ORY Kratos enforces each of these schemas when at an identity's creation or update. The employed business logic must be able to distingush between these three identities. The switch statement is used in this case. For example:

// This is an example program that can deal with all three identities
// session := ...
switch (session.Identity.TraitsSchemaURL) {
case "customer":
// ...
case "employee":
// ...
case "default":
fallthrough
default:
// ...
}

JSON Schema Vocabulary Extensions

As already explained, traits tell ORY Kratos that a particular field has a system-relevant meaning. That would for example include:

  • The email address for recovering a lost password
  • The identifier for logging in e.g. username and password or email and password
  • The phone number for enabling SMS 2FA
  • ...

ORY Kratos' JSON Schema Vocabulary Extension can be used within a property:

{
$id: 'http://mydomain.com/schemas/v2/customer.schema.json',
$schema: 'http://json-schema.org/draft-07/schema#',
title: 'A customer (v2)',
type: 'object',
properties: {
email: {
title: 'E-Mail',
type: 'string',
format: 'email',

// This tells ORY Kratos that the field should be used as the "username" for the username+password flow.
// It is an extension to the regular JSON Schema vocabulary.
'ory.sh/kratos': {
credentials: {
password: {
identifier: true,
},
},
},
},
},
}

An overview of available configuration options follows in the next sections.

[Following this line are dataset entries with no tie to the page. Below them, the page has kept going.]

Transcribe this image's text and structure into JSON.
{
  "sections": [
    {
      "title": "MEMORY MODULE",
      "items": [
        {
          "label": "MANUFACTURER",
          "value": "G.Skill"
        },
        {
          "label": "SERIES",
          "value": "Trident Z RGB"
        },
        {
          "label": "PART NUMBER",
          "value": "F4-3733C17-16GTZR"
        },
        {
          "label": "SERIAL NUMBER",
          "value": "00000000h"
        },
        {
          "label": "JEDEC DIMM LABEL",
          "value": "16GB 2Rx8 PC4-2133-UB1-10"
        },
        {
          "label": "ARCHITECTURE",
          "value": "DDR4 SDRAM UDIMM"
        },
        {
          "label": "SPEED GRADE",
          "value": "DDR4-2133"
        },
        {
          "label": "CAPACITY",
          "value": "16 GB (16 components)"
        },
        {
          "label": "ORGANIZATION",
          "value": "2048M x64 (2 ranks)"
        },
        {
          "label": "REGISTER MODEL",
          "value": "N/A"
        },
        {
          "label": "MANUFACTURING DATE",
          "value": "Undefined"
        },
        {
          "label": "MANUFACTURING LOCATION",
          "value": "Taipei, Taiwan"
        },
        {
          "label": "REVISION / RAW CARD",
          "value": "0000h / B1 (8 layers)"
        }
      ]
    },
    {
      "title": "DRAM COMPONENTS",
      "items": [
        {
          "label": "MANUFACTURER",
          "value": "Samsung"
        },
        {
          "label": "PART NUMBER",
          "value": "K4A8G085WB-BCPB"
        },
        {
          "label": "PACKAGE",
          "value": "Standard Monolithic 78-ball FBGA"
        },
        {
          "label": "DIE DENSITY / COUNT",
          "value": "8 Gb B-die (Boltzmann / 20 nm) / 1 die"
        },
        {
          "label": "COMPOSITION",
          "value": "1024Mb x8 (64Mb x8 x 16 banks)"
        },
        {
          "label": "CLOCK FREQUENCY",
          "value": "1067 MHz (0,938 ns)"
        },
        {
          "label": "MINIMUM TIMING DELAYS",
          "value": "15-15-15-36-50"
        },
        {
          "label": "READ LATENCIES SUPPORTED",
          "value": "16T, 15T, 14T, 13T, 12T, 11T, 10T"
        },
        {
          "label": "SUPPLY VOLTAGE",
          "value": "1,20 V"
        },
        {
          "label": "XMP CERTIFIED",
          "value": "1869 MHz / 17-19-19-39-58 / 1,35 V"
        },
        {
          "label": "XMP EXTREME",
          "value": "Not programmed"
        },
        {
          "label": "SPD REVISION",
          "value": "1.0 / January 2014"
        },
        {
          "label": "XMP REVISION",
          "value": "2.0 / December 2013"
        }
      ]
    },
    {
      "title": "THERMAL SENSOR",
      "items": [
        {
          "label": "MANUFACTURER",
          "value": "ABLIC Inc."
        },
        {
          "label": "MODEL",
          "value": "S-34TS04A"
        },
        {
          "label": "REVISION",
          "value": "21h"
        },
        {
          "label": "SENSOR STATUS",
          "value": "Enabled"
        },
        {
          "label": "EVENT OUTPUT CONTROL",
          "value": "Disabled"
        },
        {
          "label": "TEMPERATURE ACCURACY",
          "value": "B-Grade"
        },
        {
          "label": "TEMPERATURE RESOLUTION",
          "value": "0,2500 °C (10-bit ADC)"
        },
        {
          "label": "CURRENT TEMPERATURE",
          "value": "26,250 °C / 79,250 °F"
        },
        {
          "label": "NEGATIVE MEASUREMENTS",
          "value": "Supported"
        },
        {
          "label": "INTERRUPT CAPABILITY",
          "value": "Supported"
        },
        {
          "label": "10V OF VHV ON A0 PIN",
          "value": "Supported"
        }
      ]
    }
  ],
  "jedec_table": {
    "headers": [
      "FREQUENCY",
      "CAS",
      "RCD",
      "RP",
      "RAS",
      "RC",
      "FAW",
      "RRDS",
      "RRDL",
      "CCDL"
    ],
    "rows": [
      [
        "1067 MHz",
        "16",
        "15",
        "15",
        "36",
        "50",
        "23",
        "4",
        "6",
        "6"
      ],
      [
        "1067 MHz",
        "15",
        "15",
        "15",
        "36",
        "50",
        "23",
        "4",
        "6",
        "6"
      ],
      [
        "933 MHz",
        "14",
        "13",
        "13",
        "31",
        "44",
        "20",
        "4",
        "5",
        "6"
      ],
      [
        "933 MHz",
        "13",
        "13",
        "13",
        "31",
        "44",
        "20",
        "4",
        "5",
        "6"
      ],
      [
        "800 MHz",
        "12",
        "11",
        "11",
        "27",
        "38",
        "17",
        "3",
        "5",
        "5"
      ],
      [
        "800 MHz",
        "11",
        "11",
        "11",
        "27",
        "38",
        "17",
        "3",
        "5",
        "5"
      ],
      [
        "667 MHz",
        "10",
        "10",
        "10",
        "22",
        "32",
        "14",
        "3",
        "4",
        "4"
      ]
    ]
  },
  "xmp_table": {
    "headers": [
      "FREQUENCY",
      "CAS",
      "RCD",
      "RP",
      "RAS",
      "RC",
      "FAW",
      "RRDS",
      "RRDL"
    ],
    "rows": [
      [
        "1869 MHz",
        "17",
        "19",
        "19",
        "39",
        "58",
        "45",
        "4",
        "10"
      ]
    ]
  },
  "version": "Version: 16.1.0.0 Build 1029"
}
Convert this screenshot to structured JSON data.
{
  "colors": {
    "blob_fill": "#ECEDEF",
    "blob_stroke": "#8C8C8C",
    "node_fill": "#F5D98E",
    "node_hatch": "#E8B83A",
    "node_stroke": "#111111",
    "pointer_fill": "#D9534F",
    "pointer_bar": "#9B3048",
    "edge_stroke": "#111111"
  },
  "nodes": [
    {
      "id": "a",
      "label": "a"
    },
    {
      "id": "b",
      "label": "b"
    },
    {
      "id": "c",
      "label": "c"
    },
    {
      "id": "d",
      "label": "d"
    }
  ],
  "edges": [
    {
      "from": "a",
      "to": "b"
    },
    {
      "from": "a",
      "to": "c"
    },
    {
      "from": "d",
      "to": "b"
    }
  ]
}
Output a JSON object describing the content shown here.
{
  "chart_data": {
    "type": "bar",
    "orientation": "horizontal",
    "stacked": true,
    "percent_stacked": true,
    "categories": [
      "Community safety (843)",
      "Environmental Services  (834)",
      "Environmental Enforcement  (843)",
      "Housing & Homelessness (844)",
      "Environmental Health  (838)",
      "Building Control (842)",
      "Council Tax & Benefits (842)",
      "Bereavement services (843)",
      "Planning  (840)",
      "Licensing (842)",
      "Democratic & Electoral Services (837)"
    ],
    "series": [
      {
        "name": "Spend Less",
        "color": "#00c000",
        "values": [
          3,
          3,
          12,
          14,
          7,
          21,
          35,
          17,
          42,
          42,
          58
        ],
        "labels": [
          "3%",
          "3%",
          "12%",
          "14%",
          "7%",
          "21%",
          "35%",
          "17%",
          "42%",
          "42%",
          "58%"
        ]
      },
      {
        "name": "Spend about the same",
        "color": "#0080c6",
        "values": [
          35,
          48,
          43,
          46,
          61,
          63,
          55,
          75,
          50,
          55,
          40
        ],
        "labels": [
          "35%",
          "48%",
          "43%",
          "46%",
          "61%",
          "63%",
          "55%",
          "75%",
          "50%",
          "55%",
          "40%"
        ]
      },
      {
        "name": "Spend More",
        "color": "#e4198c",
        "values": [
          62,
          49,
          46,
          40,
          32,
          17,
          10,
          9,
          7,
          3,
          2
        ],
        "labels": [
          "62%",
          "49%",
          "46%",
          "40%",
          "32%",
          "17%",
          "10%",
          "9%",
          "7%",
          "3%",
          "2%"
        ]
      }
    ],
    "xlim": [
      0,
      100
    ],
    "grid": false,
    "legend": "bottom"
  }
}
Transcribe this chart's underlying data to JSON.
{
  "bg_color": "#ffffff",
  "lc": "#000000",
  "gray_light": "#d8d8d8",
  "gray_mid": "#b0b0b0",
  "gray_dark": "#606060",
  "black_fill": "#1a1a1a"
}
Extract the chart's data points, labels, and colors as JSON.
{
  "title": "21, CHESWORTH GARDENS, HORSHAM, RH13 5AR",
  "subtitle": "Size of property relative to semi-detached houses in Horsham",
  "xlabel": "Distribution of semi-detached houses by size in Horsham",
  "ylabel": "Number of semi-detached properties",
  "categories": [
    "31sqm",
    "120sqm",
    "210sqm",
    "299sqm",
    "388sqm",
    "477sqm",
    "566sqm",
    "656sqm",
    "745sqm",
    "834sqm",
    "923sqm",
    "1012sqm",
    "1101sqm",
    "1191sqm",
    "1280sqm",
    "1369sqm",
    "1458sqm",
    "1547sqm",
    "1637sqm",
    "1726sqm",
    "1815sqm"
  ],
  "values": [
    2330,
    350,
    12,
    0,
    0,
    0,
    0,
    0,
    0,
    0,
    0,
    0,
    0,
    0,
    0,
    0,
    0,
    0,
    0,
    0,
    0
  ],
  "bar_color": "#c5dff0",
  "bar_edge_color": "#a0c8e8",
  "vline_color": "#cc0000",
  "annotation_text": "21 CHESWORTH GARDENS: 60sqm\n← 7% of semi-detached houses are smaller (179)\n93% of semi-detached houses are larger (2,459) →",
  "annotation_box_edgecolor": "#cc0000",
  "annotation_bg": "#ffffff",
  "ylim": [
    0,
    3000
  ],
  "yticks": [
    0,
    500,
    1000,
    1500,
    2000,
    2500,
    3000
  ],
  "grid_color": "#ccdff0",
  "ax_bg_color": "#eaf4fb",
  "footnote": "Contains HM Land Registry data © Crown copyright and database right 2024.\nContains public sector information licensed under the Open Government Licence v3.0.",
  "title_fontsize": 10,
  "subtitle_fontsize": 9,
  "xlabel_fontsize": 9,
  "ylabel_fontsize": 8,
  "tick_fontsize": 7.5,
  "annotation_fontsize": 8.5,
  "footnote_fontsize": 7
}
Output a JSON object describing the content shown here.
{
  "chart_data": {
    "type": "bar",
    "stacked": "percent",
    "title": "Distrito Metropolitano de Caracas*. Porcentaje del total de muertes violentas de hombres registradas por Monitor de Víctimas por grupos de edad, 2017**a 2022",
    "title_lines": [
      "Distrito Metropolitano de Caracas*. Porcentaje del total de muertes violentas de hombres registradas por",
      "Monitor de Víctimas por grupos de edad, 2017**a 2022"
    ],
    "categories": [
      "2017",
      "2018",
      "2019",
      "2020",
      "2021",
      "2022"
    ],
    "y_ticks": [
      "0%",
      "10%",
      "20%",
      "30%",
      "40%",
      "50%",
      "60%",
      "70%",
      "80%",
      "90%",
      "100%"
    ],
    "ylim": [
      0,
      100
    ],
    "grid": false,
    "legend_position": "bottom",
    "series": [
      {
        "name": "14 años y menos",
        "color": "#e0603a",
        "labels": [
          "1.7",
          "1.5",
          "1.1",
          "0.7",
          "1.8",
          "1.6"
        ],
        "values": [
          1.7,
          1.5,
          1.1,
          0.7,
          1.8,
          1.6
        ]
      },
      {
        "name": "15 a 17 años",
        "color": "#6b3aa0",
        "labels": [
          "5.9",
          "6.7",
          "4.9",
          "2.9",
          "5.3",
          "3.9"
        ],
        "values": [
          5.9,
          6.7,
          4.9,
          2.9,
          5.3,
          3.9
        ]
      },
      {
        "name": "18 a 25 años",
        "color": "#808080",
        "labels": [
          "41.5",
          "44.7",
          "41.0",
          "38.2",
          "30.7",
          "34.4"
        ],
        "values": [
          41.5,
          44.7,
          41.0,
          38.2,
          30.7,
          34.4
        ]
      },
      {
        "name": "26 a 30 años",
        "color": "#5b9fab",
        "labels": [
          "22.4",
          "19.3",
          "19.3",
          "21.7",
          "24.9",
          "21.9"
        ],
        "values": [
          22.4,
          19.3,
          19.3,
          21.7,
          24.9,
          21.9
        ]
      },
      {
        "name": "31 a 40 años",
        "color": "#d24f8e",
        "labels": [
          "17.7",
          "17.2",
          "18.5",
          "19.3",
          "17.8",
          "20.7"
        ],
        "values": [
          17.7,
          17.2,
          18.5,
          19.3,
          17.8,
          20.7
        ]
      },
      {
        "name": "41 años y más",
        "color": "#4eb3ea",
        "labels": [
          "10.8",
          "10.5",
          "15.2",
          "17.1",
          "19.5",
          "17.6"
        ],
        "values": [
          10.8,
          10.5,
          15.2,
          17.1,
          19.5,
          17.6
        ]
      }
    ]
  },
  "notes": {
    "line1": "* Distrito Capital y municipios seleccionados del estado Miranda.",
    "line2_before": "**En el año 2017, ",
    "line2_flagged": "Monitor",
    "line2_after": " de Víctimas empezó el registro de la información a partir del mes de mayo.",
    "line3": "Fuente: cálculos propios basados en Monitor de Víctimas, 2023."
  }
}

Identifier for Username and Password Flows

ORY Kratos can set specific fields to be used as the identifier e.g. username, email, phone number, etc., in the Username and Password Registration and Login Flow:

{
'ory.sh/kratos': {
credentials: {
password: {
identifier: true,
},
},
},
}

Looking at the traits from above

traits:
# These are just examples
email: office@ory.sh
name:
first: Aeneas
last: Rekkas
favorite_animal: Dog
accepted_tos: true

and using a JSON Schema that uses the email field as the identifier for the password flow

{
$id: 'http://mydomain.com/schemas/v2/customer.schema.json',
$schema: 'http://json-schema.org/draft-07/schema#',
title: 'A customer (v2)',
type: 'object',
properties: {
email: {
title: 'E-Mail',
type: 'string',
format: 'email',

// This tells ORY Kratos that the field should be used as the "username" for the Username and Password Flow.
'ory.sh/kratos': {
credentials: {
password: {
identifier: true,
},
},
},
},
name: {
type: 'object',
properties: {
first: {
type: 'string',
},
last: {
type: 'string',
},
},
},
favorite_animal: {
type: 'string',
},
accepted_tos: {
type: 'string',
},
},
required: ['email'],
additionalProperties: false,
}

In this example, ORY Kratos understands that traits✉️ office@ory.sh is the identity's identifier. The system expects office@ory.sh plus a password to sign in.

Username and Password Credentials contains more information and examples.

There are currently no other extensions supported for Identity Traits. Further fields will be added in future releases!